Working on my latest article for Threshold Magazine (which will be appearing in issue 3 – coming soon) got me thinking about how we evolve in our art. What motivates us to create in the first place? Do those motivations remain the same throughout our artistic careers? Which people in our lives (if any) give us those critical nudges to get us where we need to go?
Although I had been writing stories for as long as I can remember, my Grade 5 teacher (Mr. Neil) was the person who first introduced me to creative writing as a disciplined art. By that I mean writing regularly, actively thinking about story structure, and most importantly of all not being afraid to express myself in order to find my voice. That year, the Nipissing Board of Education issued each student a creative writing folder, in which there was a simple spreadsheet that we could use to track our progress. Although a certain number of our story topics were dictated to us (e.g., Remembrance Day, “Why Pollution Makes Me Upset”, etc) we were encouraged to go wild otherwise. We had space on our spreadsheets for 20 stories over the course of a year. I wrote 52, and had tacked on a second tracking sheet.
Decades later I have re-read those stories, and after writing this blog post decided to type out one of them and share it below. While I can’t help but laugh at a lot of what I wrote, it’s pretty clear what interested me. Most of my stories (the ones that didn’t involve haunted houses and ghosts) featured adventure and discovery, and put ordinary folks in extraordinary situations. None of my protagonists had super-powers (at least not at first), nor did they have buckets of cash or weapons of mass-destruction at their disposal.
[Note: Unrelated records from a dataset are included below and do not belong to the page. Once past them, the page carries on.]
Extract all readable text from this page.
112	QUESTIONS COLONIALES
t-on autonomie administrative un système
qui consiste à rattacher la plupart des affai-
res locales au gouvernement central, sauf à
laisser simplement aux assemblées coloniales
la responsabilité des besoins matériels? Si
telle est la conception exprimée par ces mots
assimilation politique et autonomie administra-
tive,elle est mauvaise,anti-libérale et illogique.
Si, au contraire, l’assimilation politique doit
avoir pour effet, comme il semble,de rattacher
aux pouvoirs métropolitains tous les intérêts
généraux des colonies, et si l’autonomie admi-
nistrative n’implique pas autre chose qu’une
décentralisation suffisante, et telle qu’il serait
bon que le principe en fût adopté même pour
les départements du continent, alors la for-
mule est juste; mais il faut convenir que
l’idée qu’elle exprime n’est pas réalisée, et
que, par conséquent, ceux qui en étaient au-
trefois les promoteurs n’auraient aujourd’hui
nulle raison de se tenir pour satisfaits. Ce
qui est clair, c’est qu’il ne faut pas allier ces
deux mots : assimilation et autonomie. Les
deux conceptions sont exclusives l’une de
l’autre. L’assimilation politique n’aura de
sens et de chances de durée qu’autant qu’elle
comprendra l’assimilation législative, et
Although it’s unlikely my ten-year-old self would have phrased it this way, what my characters did have in common was a desire to overcome the obstacles they faced. They didn’t always succeed. Even then, as it turns out, I was often writing stories in which the protagonists came out of their adventures in a diminished state, or simply ended up dead or never being heard from again. I also found a few attempts at sarcastic humour. Old habits die hard, I suppose.
So what did I get from this trip down memory lane, aside from the impression that I was a slightly morbid kid? I saw how fertile my imagination was, and how persistent I was in practising the craft of writing. It’s handy to keep that mind as the rejections trickle into my inbox. I’m in this for the long haul. The last remark from Mr. Neil, dated April 2, 1985, sums it up quite nicely: “Mystery, adventure? Keep up your good work!”
And so, to my fellow writers: Keep up your own good work.
Mr. Neil, wherever you are, thank you for encouraging me to take that first step, and the next ones.
Testflight, by Geoff Gander
(October 19, 1984)
The year – I don’t know when this is. But the citizens of Toronto have built a rocket. It cost 42 million dollars to build!
That night, a robber sneaked in the lab. Soon he was in the rocket. “Let’s see if this junk can fly, man.”
Sudden a voice surprised him. It said, “What do you mean by ‘let’s’?”
“Huh?” The robber was so scared he accidentally turned on the jets! In five minutes he was in space. “Wow, man, I’m really flyin’!” Soon he was on his way to the planet X-ros. He discovered there was a robot aboard.
“We are approaching the planet X-ros. Plenty of H2O, air – breathable, land – mostly rocky, but take a note – there are plenty of humans.”
“Oh my gosh!”
So they kept getting closer and closer to the planet! After a while they crashed into a mountain. As soon as they got out of the ship he said, “Let’s give this junk to rent-a-wreck!”
Two minutes later they explored the planet. Soon they found some plants. “Well at least we found some life.”
“’Some’ is a very unlengthy word. You should say some plant life.”
“Oh, shut up!”
Soon they were in a forest, which was filled with life. In twelve seconds flat they were conked out! When they revived they found that millions of cave-men were staring at them. “Uh-oh, we’re in trouble now.”
“Correction, master – a real heap of trouble.”
One of the cave-men said, “Grrrrrrrrrrrrrrrr!”
“Uh-oh, now we’re goners for sure!”
Sure enough, a war broke out! Until a voice said, “Let me help you nerds!” It was Joe Cool!
“Alright man, it’s Joe Cool!” said the robber. As soon as he said that the war went on. There were lots of “ow”s, “eee”s, “ahhh”s, and “holy cow”s used in that fight. Soon most of the cave-men had fled. But the remaining ones chased the heroes out of the forest. As soon as they fixed up the ship they escaped. Soon they were on their way back to Earth. But something kicked them off-course and threw them elsewhere! None of them were seen or heard from again.